Réunion du jeudi 26 janvier 2023 à 16h30
Commission des affaires sociales

Photo issue du site de l'Assemblée nationale ou de WikipediaHadrien Clouet :

Vous avez déjà perdu dans les têtes. En effet, 80 % du pays, au minimum, est opposé à votre réforme – un petit peu comme vous, monsieur le ministre, avant que vous n'ayez retourné votre veste.

Aujourd'hui, vous êtes minoritaire car tout le monde a compris qu'à 64 ans, il est dangereux de poncer du métal à bout de bras ou de porter des cartons en entrepôt.

Vous êtes minoritaire car tout le monde a compris qu'une infirmière ou un chauffeur de bus qui continuent à travailler à 65 ans se mettent en danger, ainsi que les usagers.
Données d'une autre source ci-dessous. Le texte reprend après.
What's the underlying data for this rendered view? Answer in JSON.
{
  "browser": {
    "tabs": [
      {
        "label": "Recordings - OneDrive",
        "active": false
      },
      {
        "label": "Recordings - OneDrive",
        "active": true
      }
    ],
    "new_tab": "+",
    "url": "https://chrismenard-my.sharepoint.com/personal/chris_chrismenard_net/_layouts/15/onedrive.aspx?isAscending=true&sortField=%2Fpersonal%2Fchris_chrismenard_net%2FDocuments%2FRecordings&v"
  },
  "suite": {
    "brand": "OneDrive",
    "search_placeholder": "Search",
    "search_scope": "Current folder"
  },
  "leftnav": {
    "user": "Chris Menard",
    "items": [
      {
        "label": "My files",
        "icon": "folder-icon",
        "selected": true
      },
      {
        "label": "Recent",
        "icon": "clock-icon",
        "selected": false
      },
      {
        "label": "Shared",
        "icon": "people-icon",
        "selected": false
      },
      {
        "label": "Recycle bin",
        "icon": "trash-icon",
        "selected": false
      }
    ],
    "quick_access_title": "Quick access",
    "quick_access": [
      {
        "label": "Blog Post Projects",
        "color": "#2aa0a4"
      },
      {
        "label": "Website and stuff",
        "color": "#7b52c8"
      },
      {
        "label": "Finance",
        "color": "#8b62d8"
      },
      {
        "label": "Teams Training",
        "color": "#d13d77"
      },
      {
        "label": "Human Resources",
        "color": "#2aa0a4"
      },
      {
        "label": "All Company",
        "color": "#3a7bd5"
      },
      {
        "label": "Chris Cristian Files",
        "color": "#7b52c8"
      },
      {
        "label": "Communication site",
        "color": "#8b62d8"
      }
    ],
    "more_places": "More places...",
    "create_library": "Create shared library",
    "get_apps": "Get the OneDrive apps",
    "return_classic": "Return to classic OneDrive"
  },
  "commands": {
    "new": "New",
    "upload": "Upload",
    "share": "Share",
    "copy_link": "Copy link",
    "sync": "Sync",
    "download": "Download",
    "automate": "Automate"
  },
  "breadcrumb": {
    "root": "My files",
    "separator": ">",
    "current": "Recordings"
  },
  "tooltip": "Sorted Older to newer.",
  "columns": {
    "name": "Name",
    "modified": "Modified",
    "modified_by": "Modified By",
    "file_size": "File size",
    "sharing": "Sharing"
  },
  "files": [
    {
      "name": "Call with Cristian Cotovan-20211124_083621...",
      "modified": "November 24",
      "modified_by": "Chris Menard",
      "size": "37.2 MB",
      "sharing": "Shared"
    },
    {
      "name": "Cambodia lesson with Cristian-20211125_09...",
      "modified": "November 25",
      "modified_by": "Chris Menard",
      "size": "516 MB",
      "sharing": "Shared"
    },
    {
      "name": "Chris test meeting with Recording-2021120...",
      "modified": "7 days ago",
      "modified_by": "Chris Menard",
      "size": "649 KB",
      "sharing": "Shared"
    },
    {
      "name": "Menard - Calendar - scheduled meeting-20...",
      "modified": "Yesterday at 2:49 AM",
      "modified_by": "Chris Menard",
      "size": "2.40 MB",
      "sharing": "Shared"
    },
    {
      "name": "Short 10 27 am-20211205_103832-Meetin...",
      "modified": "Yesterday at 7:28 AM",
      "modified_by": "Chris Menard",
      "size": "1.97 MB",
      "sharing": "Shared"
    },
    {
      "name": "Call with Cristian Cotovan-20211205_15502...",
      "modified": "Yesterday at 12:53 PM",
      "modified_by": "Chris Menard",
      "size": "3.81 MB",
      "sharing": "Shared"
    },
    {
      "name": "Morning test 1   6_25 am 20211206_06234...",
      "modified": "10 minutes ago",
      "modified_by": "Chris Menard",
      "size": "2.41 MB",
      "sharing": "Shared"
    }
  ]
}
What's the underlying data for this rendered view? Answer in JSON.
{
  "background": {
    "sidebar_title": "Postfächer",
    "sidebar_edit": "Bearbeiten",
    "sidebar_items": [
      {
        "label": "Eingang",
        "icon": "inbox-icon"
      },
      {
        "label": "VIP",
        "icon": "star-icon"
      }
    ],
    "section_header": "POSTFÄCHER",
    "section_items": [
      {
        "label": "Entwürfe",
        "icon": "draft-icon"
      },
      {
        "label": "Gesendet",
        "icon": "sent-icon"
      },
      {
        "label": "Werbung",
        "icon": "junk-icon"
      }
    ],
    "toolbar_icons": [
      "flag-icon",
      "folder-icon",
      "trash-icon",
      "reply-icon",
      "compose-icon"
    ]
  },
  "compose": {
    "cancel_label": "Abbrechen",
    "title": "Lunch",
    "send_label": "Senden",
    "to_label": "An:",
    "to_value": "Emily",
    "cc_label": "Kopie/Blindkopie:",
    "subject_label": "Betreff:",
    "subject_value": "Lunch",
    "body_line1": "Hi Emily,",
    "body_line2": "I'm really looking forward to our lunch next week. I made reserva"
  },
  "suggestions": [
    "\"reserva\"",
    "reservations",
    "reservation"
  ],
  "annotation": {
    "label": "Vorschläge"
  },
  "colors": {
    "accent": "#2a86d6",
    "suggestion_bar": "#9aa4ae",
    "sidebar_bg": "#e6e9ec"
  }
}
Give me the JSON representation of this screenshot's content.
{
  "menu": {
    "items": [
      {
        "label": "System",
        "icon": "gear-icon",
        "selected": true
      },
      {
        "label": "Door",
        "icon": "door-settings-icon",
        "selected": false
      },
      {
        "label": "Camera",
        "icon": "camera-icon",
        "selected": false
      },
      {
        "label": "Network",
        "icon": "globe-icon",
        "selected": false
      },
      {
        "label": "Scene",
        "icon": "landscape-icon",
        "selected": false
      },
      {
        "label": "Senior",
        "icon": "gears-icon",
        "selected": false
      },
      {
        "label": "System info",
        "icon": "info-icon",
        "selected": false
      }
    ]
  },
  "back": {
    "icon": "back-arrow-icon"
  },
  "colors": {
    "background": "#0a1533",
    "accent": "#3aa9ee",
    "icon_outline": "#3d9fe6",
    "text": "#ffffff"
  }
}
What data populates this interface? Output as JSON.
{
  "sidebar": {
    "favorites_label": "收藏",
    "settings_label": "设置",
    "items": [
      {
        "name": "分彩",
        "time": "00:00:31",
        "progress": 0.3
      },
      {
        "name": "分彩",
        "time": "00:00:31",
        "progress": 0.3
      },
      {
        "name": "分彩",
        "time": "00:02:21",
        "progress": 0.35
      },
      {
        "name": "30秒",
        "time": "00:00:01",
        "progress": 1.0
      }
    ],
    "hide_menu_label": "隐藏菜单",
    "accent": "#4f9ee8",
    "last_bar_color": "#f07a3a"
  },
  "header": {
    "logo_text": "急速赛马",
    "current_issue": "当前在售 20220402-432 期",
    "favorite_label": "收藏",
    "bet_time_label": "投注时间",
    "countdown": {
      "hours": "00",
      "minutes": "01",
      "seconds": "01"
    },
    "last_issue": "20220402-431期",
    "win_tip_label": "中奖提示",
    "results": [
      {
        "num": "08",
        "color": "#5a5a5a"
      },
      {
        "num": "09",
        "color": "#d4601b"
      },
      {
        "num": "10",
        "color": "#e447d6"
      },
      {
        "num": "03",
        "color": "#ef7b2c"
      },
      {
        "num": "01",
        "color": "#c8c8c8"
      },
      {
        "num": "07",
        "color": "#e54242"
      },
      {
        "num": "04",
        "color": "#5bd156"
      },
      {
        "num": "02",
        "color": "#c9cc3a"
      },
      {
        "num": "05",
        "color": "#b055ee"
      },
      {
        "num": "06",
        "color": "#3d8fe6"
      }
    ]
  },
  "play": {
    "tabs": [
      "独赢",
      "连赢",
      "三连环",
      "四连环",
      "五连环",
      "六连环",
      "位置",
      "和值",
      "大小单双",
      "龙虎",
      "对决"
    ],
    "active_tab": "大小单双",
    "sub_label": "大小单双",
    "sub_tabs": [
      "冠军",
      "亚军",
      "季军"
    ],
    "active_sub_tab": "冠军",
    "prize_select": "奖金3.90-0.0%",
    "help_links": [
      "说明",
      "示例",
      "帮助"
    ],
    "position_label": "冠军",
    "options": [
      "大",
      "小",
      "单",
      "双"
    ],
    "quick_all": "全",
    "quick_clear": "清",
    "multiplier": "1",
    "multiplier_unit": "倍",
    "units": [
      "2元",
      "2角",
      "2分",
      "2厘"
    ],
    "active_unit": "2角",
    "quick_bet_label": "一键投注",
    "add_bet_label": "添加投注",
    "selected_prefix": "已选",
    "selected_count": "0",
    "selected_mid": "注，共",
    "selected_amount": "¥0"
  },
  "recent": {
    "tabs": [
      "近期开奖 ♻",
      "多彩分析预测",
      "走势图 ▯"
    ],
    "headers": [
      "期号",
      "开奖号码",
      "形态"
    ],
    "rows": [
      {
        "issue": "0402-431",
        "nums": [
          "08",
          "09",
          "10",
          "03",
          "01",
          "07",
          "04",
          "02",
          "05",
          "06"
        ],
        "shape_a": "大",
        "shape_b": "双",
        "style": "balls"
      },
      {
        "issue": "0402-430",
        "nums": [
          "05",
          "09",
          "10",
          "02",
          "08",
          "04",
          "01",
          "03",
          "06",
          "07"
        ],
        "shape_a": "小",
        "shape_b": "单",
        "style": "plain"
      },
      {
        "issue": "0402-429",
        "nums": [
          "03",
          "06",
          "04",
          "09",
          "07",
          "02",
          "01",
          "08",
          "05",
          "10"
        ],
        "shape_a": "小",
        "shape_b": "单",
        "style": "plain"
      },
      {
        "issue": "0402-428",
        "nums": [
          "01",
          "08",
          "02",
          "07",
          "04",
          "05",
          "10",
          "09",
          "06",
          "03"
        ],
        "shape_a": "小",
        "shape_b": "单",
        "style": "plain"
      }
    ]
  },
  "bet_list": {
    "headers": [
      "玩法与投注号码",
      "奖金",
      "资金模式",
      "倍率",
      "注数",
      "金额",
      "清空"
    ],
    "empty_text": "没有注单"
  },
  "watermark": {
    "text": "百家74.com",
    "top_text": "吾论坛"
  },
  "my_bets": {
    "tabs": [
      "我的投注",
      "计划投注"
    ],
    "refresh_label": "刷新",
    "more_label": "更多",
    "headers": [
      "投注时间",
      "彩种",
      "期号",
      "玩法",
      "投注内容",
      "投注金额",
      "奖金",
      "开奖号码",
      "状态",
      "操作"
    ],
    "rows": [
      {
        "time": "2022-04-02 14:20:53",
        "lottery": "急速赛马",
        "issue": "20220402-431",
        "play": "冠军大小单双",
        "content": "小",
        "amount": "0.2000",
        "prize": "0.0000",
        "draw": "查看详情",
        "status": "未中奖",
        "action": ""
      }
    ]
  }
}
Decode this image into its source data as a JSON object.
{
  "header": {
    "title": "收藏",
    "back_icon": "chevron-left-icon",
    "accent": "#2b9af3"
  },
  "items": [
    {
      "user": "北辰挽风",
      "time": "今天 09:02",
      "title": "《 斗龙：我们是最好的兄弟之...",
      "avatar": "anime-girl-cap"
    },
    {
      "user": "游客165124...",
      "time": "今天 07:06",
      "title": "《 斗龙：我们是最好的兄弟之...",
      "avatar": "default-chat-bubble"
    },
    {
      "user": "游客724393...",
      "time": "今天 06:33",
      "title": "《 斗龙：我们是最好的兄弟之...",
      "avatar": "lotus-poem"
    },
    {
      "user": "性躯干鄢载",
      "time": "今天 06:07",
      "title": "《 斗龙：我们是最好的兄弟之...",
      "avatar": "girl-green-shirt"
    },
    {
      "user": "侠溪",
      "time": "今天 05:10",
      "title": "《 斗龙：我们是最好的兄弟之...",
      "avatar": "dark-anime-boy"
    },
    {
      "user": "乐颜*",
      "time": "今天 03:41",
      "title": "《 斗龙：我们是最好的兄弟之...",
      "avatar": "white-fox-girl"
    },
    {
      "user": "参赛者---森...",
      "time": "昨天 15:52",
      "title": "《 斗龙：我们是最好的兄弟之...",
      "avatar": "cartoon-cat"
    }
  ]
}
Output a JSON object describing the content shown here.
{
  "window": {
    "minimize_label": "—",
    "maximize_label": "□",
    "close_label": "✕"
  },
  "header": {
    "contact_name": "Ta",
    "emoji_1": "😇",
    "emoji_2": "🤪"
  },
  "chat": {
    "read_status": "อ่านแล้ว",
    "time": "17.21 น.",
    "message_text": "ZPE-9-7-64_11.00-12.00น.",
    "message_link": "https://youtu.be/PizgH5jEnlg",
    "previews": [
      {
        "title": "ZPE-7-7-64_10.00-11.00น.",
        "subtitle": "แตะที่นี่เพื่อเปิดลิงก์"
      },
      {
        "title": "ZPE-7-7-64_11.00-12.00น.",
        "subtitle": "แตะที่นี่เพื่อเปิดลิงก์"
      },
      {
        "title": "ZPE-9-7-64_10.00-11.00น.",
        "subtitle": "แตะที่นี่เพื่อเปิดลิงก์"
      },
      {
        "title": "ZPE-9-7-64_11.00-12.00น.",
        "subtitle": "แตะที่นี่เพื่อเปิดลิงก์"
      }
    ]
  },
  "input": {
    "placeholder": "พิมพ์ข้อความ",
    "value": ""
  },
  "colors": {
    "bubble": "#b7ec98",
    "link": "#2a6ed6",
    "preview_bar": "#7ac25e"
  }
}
Vous êtes minoritaire, car tout le monde a compris que vous allez transformer des retraités en chômeurs ou en allocataires – ils seraient 230 000 d'après les estimations de la direction de la recherche, des études, de l'évaluation et des statistiques, autrement dit de vos propres services ministériels, qui ont simulé les effets de la réforme.

Vous êtes minoritaire car tout le monde a compris que vous allez taper dans la caisse. Votre nouvelle lubie consiste à prélever les fonds dédiés aux accidents du travail alors que ceux-ci vont se multiplier du fait de votre réforme.

Vous êtes minoritaire car tout le monde a compris que vous avez volontairement dilapidé l'argent des cotisations par les primes et les exonérations multipliées depuis cinq ans.

Vous êtes minoritaire car tout le monde a compris que les comptes de la sécurité sociale, et de la branche retraite en particulier, ne sont pas menacés.

Vous êtes minoritaire car tout le monde peut prendre connaissance du rapport du COR et constater que la situation catastrophique que vous dépeignez ne correspond pas à la réalité.

Vous êtes minoritaire car tout le monde a compris que, dans un pays immensément riche, il n'est pas normal d'en être réduit à survivre sous le seuil de pauvreté après une vie de travail.

Vous êtes minoritaire car plus personne ne vous croit. L'exemple des 1 200 euros est flagrant : vous annoncez une retraite minimum à 1 200 euros, puis à 1 200 euros bruts, puis plus pour tout le monde… À ce rythme, ce sera le RSA au mois de décembre !

Et c'est parce que vous êtes minoritaires que la mobilisation est immense : 2 millions de personnes se sont rassemblées jeudi à l'appel des syndicats, et 150 000 samedi à l'appel des organisations de jeunesse, qui défendent toutes la retraite avant l'arthrite. Une question revient souvent dans les manifestations et les réunions publiques : pourquoi font-ils cela ? Eh bien, tout simplement parce que vous n'aimez pas le travail des retraités. Vous n'aimez pas le travail lorsqu'il est libre. Vous préférez des séniors au chômage ou au RSA plutôt que des retraités qui s'engagent auprès des associations, de voisins ou de proches. Car, oui, c'est cela, un retraité aujourd'hui : quelqu'un qui pratique des activités de manière libre et qui exerce un peu de droit au bonheur, au quotidien, pour ses proches.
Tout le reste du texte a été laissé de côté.